It turns out that I cope poorly with grief, and while dealing with the loss of my closest uncle last year, I gained 30 pounds. Previous to that, I had put 20 pounds back on when my life got ultra busy and I was working at a place that bombarded me with food and lured my inner glutton out of hiding every single weekend.
You can imagine how defeated I feel, losing almost half of the progress I made before. But if I sit around lamenting the current state of my body and wallowing in self-pity, nothing will ever improve. Instead of talking about how much better I used to feel and look, I'm gonna get up and take myself back to that place. If I lose a mere two pounds each week for the next 26 weeks until my wedding, I will be back at my lowest weight in the losing process. Then I'll have to have that dress altered to be quite a bit smaller.

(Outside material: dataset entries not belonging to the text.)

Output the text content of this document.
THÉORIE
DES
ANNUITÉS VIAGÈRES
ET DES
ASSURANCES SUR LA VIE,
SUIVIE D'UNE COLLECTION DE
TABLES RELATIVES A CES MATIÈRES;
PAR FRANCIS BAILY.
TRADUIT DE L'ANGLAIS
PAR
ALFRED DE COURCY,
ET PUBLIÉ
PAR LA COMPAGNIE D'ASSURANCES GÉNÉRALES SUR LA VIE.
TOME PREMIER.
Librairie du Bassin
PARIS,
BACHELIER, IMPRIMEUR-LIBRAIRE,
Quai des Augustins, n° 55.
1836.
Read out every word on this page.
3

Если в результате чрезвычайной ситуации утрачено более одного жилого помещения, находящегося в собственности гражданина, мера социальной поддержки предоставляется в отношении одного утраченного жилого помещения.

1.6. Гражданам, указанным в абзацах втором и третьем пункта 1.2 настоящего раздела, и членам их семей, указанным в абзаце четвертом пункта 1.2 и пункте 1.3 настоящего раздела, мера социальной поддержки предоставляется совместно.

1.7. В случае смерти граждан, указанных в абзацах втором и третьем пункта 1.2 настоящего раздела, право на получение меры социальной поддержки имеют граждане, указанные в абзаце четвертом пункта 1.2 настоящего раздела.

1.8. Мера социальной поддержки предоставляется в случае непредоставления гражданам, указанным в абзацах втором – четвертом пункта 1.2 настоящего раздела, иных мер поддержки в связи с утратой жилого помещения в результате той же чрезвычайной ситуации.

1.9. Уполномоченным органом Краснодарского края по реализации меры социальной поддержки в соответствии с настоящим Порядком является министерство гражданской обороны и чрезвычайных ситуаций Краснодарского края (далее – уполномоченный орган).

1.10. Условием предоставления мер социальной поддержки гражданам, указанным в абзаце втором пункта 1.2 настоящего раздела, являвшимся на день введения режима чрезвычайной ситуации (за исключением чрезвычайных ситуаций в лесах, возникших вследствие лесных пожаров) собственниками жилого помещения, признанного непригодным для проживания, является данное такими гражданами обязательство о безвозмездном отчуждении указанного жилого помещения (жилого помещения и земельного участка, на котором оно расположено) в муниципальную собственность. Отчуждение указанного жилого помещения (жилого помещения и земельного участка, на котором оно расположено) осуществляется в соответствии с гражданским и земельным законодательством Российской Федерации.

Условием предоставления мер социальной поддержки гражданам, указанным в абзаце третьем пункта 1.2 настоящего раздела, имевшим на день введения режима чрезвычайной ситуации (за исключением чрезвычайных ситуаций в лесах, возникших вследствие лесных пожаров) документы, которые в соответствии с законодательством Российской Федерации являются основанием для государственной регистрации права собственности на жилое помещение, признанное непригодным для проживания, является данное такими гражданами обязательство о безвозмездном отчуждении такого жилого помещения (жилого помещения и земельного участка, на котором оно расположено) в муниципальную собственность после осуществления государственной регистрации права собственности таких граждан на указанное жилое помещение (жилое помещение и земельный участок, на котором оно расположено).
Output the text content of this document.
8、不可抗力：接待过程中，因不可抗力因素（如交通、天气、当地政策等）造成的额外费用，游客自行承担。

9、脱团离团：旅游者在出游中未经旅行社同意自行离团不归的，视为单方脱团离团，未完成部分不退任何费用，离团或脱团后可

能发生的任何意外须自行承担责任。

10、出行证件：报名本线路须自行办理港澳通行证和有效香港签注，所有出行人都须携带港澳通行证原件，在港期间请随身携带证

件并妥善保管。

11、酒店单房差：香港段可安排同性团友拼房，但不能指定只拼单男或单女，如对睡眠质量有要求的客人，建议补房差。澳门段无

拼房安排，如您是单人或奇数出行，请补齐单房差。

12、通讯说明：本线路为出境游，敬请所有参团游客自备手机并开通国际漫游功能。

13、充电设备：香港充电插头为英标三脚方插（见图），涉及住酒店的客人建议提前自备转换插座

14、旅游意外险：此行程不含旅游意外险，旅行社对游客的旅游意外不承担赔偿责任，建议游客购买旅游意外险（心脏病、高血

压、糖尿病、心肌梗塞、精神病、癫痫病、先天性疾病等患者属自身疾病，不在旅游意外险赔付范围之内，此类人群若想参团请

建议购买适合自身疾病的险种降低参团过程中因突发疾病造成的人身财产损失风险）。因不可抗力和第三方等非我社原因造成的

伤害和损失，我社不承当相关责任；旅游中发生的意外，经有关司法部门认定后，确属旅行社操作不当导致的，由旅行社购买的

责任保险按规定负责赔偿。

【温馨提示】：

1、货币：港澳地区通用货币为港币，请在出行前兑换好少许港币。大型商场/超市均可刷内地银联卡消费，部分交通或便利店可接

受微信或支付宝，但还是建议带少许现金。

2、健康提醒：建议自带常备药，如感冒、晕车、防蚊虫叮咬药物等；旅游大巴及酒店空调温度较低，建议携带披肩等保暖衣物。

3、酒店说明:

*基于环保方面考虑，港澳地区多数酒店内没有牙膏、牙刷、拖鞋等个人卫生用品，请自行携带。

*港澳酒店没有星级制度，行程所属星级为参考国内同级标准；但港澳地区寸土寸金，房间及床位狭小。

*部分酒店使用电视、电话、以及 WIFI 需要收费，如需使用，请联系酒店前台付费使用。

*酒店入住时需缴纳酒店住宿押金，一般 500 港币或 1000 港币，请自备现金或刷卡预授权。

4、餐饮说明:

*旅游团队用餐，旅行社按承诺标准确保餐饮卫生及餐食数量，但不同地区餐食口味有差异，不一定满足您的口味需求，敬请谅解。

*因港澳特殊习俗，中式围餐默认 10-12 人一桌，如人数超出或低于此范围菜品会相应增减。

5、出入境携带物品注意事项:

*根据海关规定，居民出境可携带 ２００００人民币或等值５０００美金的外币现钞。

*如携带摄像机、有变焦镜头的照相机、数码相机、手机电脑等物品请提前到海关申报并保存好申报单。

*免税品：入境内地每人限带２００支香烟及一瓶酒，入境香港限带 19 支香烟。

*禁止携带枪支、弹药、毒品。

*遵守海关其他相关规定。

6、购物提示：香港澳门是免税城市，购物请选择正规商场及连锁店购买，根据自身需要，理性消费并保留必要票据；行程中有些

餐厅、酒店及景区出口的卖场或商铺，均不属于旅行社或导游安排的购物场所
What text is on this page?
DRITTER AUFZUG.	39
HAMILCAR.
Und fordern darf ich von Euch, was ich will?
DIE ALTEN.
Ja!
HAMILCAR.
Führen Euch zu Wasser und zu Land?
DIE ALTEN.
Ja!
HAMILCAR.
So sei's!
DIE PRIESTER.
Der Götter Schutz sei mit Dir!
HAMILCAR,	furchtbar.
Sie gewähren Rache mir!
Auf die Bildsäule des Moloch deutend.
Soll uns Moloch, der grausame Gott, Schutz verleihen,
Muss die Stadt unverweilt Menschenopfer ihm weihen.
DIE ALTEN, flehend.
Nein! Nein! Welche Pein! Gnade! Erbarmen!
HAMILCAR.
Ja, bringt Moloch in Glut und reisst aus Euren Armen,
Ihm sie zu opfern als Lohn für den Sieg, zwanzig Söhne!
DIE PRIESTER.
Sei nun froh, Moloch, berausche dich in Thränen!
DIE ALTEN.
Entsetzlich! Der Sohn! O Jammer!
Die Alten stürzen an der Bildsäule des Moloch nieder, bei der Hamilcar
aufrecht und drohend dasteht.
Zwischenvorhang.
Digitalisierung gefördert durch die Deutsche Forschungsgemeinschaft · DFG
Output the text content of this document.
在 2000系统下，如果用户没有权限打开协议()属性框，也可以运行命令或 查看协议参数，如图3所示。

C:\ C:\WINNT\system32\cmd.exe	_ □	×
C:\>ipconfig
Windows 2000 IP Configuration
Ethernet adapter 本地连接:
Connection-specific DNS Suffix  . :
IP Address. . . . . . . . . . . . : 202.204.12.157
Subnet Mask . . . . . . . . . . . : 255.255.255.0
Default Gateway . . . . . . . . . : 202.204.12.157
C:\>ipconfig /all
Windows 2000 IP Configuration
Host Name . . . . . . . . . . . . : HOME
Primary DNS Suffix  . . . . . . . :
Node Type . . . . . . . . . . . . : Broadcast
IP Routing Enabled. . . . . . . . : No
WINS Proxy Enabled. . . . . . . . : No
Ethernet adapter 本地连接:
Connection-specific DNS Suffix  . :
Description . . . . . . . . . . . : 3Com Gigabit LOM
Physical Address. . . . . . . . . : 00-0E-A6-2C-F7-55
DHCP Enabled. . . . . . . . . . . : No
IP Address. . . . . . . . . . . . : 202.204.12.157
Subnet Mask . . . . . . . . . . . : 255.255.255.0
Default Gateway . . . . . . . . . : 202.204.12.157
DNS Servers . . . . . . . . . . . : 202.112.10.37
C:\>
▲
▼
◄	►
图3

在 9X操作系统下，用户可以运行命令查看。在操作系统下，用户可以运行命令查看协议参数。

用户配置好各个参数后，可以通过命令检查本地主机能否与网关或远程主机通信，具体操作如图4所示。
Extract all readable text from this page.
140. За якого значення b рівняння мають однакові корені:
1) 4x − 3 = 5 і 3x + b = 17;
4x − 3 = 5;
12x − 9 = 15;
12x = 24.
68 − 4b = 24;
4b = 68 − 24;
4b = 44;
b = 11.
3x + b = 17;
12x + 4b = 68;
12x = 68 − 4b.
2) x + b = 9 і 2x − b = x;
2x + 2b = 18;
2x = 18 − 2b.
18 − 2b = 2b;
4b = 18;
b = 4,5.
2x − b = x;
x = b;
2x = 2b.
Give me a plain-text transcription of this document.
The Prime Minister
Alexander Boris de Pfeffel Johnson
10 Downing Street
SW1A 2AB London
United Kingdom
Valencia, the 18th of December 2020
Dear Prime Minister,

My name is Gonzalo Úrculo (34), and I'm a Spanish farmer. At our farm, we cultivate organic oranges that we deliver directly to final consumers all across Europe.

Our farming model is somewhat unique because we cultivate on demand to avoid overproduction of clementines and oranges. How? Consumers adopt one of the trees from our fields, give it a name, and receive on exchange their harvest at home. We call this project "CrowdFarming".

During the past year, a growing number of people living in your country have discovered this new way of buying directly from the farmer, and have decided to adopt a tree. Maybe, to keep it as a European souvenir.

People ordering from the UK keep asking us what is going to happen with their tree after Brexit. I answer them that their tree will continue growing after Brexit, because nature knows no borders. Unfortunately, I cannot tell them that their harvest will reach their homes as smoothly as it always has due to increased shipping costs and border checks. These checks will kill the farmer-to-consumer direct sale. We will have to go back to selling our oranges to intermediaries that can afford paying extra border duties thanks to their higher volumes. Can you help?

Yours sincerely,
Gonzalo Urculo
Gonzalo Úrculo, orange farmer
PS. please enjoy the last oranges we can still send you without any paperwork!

Here are some things I realize that are different about me from the last time I weighed what I do now:
1) I actually really like myself.
2) I even like and appreciate my body, regardless of the fact that it's not in the shape I want it to be.
3) There is no pressure to change myself so that any guy will be attracted to me. I scored the best man while I was much fatter than I would like to be, and he's attracted to me even now.
4) I've lost weight before and I know what my body is capable of.
5) I know that I like to exercise and eat healthfully.
This time I believe that I deserve to look great. I know that I'm worth it. I don't feel bad putting myself first anymore. I am worthy of the love I have from Tim, and I am worth the effort it takes to get healthy again.
With those things in mind, there's nothing stopping me from conquering this new challenge.